Le fonctionnaire ne va pas tirer : sa balle transpercerait le Décorateur et irait se loger dans le corps du Japonais.

Un coup de scalpel dans le ventre du nabot. Un coup bref, juste en dessous du diaphragme. Puis, d'une seule secousse, le faire pivoter par les épaules, s'en servir de bouclier et le pousser vers Fandorine. Deux bonds suffiront pour atteindre la porte, et là nous verrons qui est le plus rapide à la course. Le détenu n° 3576 n'a jamais été rattrapé, même par les féroces chiens-loups de la prison de Kherson. D'une manière ou d'une autre, il saura bien semer également monsieur le conseiller de collège.

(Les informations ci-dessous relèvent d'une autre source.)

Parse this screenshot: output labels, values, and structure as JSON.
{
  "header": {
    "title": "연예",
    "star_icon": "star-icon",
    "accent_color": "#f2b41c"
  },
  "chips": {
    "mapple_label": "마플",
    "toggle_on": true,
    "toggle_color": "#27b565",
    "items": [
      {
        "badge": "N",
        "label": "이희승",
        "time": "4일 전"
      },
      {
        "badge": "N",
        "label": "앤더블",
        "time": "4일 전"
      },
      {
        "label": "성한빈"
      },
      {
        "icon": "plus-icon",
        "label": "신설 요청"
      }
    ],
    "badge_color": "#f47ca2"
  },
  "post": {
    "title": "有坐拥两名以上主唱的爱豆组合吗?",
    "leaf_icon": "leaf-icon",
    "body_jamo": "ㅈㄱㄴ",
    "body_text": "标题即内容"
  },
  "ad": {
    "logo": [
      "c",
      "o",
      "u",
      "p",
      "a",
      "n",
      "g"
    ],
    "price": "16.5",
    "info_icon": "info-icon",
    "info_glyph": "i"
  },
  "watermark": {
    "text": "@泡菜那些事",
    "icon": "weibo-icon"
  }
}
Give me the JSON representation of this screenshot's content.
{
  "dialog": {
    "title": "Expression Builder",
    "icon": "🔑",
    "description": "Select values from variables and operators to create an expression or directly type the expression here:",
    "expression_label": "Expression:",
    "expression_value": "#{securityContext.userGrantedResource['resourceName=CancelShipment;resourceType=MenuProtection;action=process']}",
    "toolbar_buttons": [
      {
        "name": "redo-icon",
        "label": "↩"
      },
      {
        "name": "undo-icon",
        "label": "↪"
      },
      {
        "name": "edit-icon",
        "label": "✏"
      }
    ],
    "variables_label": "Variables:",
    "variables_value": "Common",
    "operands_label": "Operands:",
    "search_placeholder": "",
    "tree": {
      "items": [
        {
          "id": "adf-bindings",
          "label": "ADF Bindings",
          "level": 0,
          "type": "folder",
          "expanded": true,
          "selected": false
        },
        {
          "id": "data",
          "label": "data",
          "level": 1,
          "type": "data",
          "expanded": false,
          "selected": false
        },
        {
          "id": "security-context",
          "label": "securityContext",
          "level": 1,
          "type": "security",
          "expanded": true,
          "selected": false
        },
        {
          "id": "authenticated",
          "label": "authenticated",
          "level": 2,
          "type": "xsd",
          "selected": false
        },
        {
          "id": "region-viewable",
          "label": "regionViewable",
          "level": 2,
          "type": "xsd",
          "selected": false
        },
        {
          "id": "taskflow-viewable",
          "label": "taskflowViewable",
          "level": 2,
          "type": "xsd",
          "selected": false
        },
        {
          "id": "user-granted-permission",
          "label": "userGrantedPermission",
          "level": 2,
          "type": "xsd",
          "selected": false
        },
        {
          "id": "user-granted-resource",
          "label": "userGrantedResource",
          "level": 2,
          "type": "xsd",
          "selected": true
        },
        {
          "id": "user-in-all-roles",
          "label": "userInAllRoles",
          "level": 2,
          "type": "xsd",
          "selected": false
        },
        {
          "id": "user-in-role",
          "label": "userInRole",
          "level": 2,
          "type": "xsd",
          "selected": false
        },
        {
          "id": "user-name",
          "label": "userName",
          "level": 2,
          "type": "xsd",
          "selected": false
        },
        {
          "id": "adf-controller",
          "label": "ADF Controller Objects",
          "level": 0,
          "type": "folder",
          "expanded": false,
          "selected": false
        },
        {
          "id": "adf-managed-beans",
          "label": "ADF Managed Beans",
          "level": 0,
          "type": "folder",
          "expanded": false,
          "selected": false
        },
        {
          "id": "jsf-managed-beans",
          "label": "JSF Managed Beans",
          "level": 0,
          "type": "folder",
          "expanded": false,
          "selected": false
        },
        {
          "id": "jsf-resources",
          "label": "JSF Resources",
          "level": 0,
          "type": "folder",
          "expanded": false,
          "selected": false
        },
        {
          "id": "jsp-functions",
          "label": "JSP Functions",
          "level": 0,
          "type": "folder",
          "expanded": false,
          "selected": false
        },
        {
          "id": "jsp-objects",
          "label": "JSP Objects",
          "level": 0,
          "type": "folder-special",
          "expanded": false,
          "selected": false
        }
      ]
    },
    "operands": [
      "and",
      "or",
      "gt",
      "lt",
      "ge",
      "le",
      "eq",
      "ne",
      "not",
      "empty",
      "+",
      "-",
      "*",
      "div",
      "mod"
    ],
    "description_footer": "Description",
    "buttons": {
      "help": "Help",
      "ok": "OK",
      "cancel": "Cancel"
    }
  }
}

Allons, aide-moi, Seigneur !

Son bras droit se détend en avant avec la puissance d'un ressort, mais la lame acérée ne fend que le vide : d'un bond en arrière d'une incroyable souplesse, le Japonais esquive le coup et dans le même temps frappe le Décorateur au poignet, du tranchant de la main. Le scalpel s'en va valdinguer à terre avec un faible tintement pitoyable, tandis que l'Asiate se fige à nouveau sur place, les bras très légèrement écartés.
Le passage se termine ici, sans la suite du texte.